Cao Yue applies Li Xiang's framework for systematic thinking:

"First, you need to think clearly about what industry your company is in, what are the trends in this industry, what's the development trend and pace... In AI video, what development stage are we at? At this stage, what are the core pain points? What solutions do you use to solve these pain points?" [01:40:00]

This framework helps move from intuition-based to methodology-based decision making.

Early Model Testing Through Internal Competitions

Before external release, Shensi AI validated product-market fit internally:

"Before Sora 2 came out, we were already discussing this - because it's really so natural. We even held competitions internally, giving awards in this space, asking everyone to compete. It has different award categories like 'most cinematic' and 'most hilarious' - its threshold is really very low." [01:18:00]

Validation: If it works as entertainment for technically sophisticated internal users, it has 2C potential.

5. Overlooked Insights

The "Ambition-Driven" Career Pattern Recognition

While Cao Yue discusses his career decisions extensively, he reveals a meta-insight about his own decision-making that's easy to miss:

"I discovered that I'm quite an ambitious person. This should be a very fundamental driver for me... If you want to achieve great results, your direction of effort should be to make yourself worthy of those results... One side is that when you can build deep understanding of things and fully train your capabilities, you then have the ability to create things of huge value for the world." [00:42:00]

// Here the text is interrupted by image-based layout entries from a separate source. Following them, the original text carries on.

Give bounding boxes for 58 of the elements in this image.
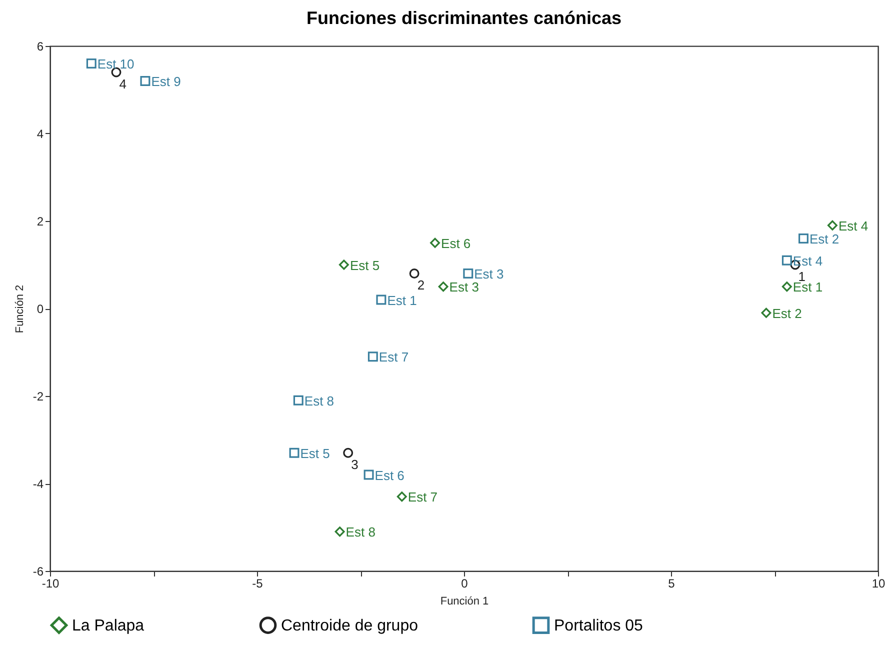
point — [343, 448, 354, 458]
data-label: Est 7 — [378, 350, 409, 365]
x-tick-label: -5 — [252, 576, 264, 590]
point — [376, 294, 386, 305]
point — [334, 526, 345, 537]
legend-label: La Palapa — [72, 617, 144, 634]
point — [338, 260, 349, 270]
data-label: Est 2 — [772, 306, 802, 321]
y-tick-label: -2 — [32, 390, 44, 404]
x-axis-title: Función 1 — [440, 596, 489, 608]
point — [798, 234, 808, 244]
point — [761, 308, 772, 318]
x-tick-label: 0 — [461, 576, 468, 590]
data-label: Est 10 — [97, 56, 134, 72]
y-tick-label: 0 — [36, 302, 44, 316]
data-label: Est 2 — [809, 232, 840, 246]
point — [827, 220, 838, 230]
annotation: 4 — [119, 76, 126, 92]
data-label: Est 4 — [838, 218, 868, 234]
chart-title: Funciones discriminantes canónicas — [306, 8, 622, 28]
point — [430, 238, 440, 248]
data-label: Est 4 — [792, 253, 823, 268]
y-tick-label: 6 — [36, 40, 44, 54]
y-tick-label: 2 — [36, 214, 44, 228]
point — [140, 76, 150, 86]
data-label: Est 6 — [374, 468, 404, 483]
point — [364, 470, 374, 480]
data-label: Est 3 — [474, 266, 504, 282]
point — [782, 255, 792, 266]
annotation: 3 — [351, 456, 358, 472]
x-tick-label: -10 — [42, 576, 60, 590]
point — [438, 282, 448, 292]
x-tick-label: 5 — [668, 576, 676, 590]
point — [409, 268, 420, 278]
y-tick-label: -4 — [32, 477, 44, 491]
data-label: Est 9 — [151, 74, 181, 89]
y-tick-label: -6 — [32, 564, 44, 578]
data-label: Est 8 — [346, 524, 376, 540]
data-label: Est 8 — [304, 393, 334, 408]
legend-label: Centroide de grupo — [281, 617, 418, 634]
data-label: Est 6 — [441, 236, 471, 251]
point — [396, 492, 407, 502]
data-label: Est 7 — [408, 490, 438, 505]
point — [782, 282, 792, 292]
y-axis-title: Función 2 — [14, 284, 26, 334]
data-label: Est 5 — [350, 258, 380, 273]
data-label: Est 3 — [449, 280, 479, 295]
point — [463, 268, 474, 278]
data-label: Est 5 — [300, 446, 330, 461]
point — [293, 395, 304, 406]
point — [368, 352, 378, 362]
x-tick-label: 10 — [872, 576, 886, 590]
point — [289, 448, 300, 458]
y-tick-label: 4 — [36, 127, 44, 141]
point — [86, 58, 96, 68]
annotation: 2 — [417, 278, 425, 292]
data-label: Est 1 — [387, 292, 417, 308]
legend-label: Portalitos 05 — [554, 617, 644, 634]
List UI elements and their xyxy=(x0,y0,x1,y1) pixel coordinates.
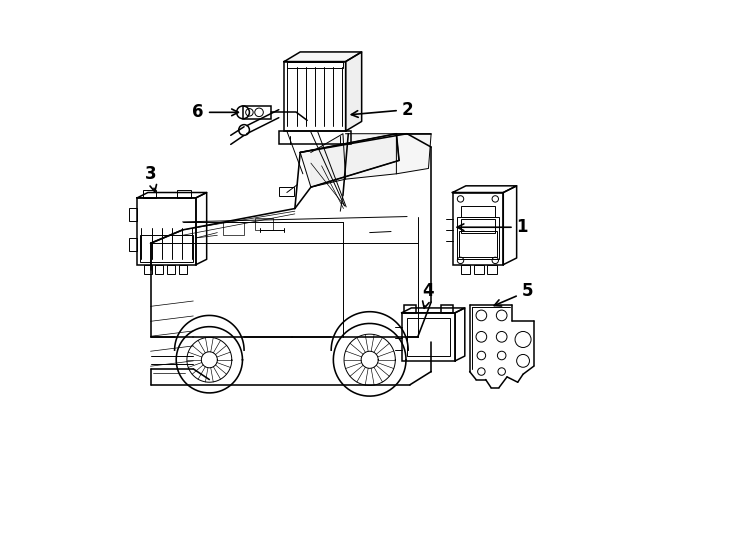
Bar xyxy=(401,313,455,361)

Why this matters: He retroactively recognized that every major decision - from joining MSRA to Zhiyuan to entrepreneurship - was driven by this underlying ambition, not conscious career planning. This suggests successful technical founders may need to do similar introspection to understand their true motivations.

The Unspoken Timing Insight About 2C AI Video Products

Buried in the discussion about Sora 2's potential as a consumer product is a subtle but critical insight about market timing:

"Whether it can become a true consumer platform product, I think no one has the answer right now... The most critical thing is retention - what group of people's relatively long-term rigid needs does it actually satisfy?... But whether it can become a major consumer platform, I think this should be something no one can answer right now." [01:22:00]

What's overlooked: Even as Cao Yue plans a 2C product and identifies the technical capabilities are there, he's notably cautious about declaring this "the moment" for consumer AI video platforms. This suggests the sophisticated founders are hedging their 2C bets even as they pursue them - they see possibility but not certainty. The window may be opening, but it's not definitively open yet.


Timestamps are approximated based on content flow. For a complete timeline with precise timestamps, please refer to the full transcript markers provided in brackets [HH:MM:SS].